Third Copenhagen Consensus: Technology-led Mitigation Assessment, Galiana Green
The Assessment Paper on Technology-led Mitigation by Isabel Galiana and Christopher Green is an update of one of the key research papers from the Copenhagen Consensus on Climate in 2009 (Fix The Climate), and was released by the Copenhagen Consensus Center for the third Copenhagen Consensus. The working paper used by the Expert Panel is available for download here, the finalized paper has been published in Global Problems, Smart Solutions - Costs and Benefits by Cambridge University Press.

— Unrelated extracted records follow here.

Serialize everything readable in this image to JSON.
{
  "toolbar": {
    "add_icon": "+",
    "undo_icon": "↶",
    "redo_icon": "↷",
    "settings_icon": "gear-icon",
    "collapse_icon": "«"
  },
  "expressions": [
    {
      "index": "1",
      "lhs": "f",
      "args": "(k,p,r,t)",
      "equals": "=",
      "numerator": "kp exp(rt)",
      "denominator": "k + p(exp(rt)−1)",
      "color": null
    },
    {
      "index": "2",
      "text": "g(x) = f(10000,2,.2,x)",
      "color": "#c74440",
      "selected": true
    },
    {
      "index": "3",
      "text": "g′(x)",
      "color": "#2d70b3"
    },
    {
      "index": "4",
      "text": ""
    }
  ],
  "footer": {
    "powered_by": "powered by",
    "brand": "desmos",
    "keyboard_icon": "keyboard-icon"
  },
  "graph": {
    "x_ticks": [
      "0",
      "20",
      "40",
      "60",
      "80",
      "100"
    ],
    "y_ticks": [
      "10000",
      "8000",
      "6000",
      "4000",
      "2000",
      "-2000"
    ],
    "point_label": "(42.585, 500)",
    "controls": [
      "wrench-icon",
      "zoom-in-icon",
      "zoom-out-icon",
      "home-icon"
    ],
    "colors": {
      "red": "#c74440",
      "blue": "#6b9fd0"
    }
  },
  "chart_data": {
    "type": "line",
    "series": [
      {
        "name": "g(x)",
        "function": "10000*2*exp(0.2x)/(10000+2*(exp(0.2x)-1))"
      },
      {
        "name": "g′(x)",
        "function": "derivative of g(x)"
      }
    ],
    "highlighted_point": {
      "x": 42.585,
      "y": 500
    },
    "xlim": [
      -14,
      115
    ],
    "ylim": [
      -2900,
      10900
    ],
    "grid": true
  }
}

Galiana and Green propose a technology-led climate policy, centred on increased research and development, testing and demonstration (RDT&D) of scalable, reliable, and cost effective low carbon emitting energy technologies funded by a low but gradually rising carbon tax. They argue that the size of the energy technology challenge to “stabilizing climate” is huge, and there is a current lack of technological readiness and scalability in low-carbon energy sources. They show that adopting a “brute force” approach to reducing GHG emissions with carbon pricing in the absence of technological readiness could generate economic costs an order of magnitude or more, greater than widely published estimates of CO2 mitigation cost estimates.
The authors argue that while the importance of new technologies to slowing and eventually reducing global GHG emissions is more widely accepted, there have been no fundamental developments on the low carbon energy front in recent years. Moreover funding has gone mainly to subsidizing manufacture and deployment rather than to RDT&D. With continued increases in global emissions despite an enduring global economic crisis, the case for a technology-led climate policy is stronger than ever.
Galiana and Green conclude that increased funding for low-carbon research and development would have benefits ranging from 3 to 11 times higher than cost, depending on rate of success and time horizon.